Kurs Warszawa
Kurs Warszawa
Już w sobotę czeka mnie wyprawa do Warszawy na Bieg Powstania Warszawskiego. Kilka słów o aktualnej formie. Jak wiecie nie tak dawno rzuciłem palenie i dołożyłem organizmowi kilka kilogramów. Jakiś czas temu myślałem, że waga zaczęła się stabilizować, ale ostatecznie dobiłem do 92 kg. Po osiągnięciu tej wagi wróciłem do mniej więcej stałych pór posiłków, nic nie pojdadam między nimi i niemal całkowicie wyeliminowałem słodycze, więc liczę na to, że waga będzie już tylko spadać. Wynik z przedwczoraj: 90,5 kg.
Doświadczyłem ostatnio czegoś nowego. Dopadła mnie infekcja, co raczej nie jest u mnie normą, a rzadkością. Do połowy lipca mogłem bez skrępowania mówić, że choroby zakaźne się mnie nie imają. To się zmieniło, i myślę, że przyczyną jest właśnie odstawienie papierosów. Organizm stał się czasowo bardziej podatny na wirusy i stoczył wyczerpującą walkę manifestując ją takimi objawami jak: gorączka, katar, kaszel, ból gardła i delikatne duszności.

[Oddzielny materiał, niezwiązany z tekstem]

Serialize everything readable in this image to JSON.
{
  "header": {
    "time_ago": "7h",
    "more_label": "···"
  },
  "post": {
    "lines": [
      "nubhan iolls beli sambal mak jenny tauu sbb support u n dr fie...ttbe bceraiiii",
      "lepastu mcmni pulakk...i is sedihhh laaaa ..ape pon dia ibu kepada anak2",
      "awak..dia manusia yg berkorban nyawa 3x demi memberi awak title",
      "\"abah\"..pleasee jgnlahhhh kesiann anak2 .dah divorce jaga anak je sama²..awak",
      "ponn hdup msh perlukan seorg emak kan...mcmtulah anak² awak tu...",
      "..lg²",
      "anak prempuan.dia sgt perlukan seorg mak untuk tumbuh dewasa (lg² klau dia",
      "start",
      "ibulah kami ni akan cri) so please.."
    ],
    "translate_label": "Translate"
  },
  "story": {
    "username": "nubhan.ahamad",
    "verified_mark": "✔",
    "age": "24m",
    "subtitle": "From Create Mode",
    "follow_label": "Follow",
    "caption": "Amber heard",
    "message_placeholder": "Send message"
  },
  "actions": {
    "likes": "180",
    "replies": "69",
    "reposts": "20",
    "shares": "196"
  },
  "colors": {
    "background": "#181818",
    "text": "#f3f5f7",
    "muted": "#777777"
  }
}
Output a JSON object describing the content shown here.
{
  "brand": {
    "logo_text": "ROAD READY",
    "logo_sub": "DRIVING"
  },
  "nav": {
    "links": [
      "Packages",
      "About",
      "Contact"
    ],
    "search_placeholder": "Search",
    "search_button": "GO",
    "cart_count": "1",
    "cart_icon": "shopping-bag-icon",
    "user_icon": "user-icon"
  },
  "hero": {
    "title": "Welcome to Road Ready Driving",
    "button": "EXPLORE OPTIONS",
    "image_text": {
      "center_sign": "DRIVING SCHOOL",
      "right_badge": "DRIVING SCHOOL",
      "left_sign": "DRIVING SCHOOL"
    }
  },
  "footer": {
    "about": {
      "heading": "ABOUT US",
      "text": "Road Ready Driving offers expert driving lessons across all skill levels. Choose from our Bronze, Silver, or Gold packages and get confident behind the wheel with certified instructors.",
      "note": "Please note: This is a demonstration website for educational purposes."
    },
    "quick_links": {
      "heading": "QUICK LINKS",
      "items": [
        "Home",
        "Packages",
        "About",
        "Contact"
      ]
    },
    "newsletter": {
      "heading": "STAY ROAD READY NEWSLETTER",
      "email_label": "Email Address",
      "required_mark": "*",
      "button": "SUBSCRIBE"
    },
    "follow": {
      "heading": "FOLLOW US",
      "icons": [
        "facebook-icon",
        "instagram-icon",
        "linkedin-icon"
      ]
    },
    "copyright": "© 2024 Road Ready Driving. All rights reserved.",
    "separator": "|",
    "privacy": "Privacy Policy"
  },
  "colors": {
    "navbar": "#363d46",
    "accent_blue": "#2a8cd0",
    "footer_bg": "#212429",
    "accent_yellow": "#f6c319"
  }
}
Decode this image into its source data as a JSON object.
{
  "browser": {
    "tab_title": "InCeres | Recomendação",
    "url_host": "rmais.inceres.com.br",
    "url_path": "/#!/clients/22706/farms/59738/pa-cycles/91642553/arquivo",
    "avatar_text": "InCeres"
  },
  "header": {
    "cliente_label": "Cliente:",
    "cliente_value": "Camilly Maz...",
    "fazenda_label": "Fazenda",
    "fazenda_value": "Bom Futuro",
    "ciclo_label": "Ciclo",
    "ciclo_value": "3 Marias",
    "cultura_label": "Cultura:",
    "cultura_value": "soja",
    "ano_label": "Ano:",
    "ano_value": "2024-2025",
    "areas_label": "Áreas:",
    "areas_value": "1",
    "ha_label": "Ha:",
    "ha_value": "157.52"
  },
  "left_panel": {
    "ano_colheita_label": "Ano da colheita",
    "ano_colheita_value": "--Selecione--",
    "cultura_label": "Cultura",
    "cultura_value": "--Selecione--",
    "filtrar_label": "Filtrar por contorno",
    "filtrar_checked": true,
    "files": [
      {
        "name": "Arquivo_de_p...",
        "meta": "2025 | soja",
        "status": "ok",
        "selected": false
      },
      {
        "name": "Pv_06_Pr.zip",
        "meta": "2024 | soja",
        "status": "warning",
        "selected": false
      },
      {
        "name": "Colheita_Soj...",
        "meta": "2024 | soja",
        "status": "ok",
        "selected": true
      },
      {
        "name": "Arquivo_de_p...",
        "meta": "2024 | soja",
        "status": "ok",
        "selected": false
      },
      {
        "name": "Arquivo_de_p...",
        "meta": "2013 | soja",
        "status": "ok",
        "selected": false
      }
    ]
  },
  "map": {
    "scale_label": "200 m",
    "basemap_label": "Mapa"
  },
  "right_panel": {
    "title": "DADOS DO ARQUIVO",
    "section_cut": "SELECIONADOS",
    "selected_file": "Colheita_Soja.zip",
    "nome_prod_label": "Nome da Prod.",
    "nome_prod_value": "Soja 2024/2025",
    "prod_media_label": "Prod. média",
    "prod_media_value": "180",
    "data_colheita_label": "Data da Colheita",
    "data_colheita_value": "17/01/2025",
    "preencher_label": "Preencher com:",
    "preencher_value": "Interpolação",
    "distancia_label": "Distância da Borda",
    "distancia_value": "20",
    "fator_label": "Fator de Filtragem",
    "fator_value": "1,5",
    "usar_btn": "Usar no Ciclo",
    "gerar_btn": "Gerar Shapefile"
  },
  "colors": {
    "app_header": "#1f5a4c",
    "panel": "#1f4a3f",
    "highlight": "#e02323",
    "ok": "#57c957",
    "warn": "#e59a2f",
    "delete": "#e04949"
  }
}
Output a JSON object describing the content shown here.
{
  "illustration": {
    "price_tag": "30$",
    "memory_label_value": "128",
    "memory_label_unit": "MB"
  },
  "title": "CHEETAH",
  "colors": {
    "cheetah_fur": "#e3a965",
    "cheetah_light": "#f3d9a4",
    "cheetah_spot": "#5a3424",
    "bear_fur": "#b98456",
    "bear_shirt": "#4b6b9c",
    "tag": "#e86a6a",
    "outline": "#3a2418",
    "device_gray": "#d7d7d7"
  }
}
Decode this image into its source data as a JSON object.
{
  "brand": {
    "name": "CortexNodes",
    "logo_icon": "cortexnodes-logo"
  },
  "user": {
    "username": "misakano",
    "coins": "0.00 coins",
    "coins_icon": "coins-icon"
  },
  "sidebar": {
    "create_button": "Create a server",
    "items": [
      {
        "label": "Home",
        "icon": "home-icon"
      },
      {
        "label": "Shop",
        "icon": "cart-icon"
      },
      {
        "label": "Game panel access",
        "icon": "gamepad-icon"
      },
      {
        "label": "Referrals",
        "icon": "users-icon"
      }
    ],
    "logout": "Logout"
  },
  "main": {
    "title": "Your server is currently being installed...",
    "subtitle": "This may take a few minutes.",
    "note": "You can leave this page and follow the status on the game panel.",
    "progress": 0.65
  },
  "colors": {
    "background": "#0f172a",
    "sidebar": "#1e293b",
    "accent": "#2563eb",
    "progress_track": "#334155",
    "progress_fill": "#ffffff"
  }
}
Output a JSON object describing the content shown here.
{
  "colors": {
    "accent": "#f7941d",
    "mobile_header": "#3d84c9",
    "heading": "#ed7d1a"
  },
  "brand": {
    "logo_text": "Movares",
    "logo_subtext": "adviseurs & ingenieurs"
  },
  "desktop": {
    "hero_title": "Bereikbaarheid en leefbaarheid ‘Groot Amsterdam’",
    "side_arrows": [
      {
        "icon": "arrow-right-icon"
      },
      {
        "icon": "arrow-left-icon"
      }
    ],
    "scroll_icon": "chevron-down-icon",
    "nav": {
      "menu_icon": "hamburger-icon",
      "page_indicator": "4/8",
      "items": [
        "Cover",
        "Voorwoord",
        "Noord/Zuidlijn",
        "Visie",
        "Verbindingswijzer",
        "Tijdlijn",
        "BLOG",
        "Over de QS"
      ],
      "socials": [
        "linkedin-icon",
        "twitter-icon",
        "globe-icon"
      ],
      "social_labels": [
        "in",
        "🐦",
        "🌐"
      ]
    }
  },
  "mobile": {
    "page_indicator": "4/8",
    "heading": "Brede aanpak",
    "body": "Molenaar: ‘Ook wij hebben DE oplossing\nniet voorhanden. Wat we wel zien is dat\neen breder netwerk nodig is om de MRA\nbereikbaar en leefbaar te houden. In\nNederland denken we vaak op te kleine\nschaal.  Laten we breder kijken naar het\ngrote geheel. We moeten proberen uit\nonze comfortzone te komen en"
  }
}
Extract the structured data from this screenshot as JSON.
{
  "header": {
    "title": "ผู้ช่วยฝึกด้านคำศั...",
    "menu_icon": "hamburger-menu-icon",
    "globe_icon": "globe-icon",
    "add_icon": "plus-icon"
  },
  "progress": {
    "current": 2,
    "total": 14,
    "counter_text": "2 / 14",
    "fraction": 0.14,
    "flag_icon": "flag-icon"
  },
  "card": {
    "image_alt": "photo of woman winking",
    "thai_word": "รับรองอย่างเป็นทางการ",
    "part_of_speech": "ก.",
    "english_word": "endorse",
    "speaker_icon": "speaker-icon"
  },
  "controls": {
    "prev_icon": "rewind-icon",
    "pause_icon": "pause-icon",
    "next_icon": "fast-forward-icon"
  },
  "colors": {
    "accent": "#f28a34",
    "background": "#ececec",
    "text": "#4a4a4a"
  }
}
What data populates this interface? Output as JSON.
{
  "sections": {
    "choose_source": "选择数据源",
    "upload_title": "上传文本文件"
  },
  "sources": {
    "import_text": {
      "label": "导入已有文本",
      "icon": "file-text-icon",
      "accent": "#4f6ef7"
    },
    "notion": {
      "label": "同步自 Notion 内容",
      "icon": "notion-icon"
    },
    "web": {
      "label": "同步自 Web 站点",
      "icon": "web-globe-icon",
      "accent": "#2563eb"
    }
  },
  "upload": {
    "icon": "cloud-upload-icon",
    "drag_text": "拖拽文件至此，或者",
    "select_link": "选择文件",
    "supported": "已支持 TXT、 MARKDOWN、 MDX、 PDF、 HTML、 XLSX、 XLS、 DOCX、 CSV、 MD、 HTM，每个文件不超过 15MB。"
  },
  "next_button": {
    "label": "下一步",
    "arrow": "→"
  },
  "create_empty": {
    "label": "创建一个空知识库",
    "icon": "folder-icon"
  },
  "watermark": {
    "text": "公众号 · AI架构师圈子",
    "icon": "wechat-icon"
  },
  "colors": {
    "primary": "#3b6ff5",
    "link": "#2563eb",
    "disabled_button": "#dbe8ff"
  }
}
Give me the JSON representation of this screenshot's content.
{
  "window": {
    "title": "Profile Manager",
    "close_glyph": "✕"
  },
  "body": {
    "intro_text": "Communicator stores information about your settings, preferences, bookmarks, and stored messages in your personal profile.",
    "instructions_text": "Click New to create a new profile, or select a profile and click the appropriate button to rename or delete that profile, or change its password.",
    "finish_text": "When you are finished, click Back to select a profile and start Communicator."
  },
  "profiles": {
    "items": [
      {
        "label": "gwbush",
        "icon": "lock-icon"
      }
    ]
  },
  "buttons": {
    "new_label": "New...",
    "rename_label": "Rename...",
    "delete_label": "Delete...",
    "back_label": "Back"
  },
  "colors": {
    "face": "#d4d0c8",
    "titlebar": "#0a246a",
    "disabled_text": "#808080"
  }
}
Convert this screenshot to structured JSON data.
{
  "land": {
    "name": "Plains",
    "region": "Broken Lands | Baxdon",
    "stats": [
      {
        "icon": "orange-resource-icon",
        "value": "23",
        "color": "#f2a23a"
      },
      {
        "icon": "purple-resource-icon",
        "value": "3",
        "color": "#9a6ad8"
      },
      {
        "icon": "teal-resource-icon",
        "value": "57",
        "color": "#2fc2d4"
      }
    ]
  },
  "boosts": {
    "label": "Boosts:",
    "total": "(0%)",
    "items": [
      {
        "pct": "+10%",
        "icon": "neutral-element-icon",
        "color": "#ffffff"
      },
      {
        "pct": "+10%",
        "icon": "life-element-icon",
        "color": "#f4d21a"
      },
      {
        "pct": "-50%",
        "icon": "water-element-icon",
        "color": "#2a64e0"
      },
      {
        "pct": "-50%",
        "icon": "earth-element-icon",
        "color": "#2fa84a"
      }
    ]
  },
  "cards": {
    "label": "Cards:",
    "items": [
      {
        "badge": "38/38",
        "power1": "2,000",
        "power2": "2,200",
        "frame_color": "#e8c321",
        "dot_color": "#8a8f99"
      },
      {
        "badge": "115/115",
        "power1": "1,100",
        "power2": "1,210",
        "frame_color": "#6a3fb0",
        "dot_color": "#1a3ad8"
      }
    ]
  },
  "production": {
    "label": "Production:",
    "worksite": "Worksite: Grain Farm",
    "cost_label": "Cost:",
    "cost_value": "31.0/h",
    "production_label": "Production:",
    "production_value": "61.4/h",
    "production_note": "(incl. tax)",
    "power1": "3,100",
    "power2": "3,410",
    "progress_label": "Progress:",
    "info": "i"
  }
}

Dałem sobie trzy dni wolnego i wróciłem do treningów bardziej wypoczęty (odpuściłem sobotni parkran).
Co do zbliżających się zawodów na 10 km:
Wariant optymistyczny - sub45
Wariant realistyczny - 46-47 minut
Wariant pesymistyczny - 48 minut i więcej
Dlaczego tak? Waga odgrywa znaczącą rolę. Jeden kilogram więcej może przełożyć się na kilka dodatkowych sekund na kilometrze, co doskonale widać na treningach. Teraz tylko uzbroić się w cierpliwość i oczekiwać na szczyt formy, który może przypaść na październik/listopad. Ostatnio pisałem o sub44, ale wydaje mi się, że jest to wynik całkowicie poza moim zasięgiem na tę chwilę.
Pogoda w Warszawie będzie raczej daleka od optymalnej. Bieg co prawda zaczyna się ogodzinie 21:15, ale według prognoz o tej porze termometry mogą wskazywać nawet 26°C.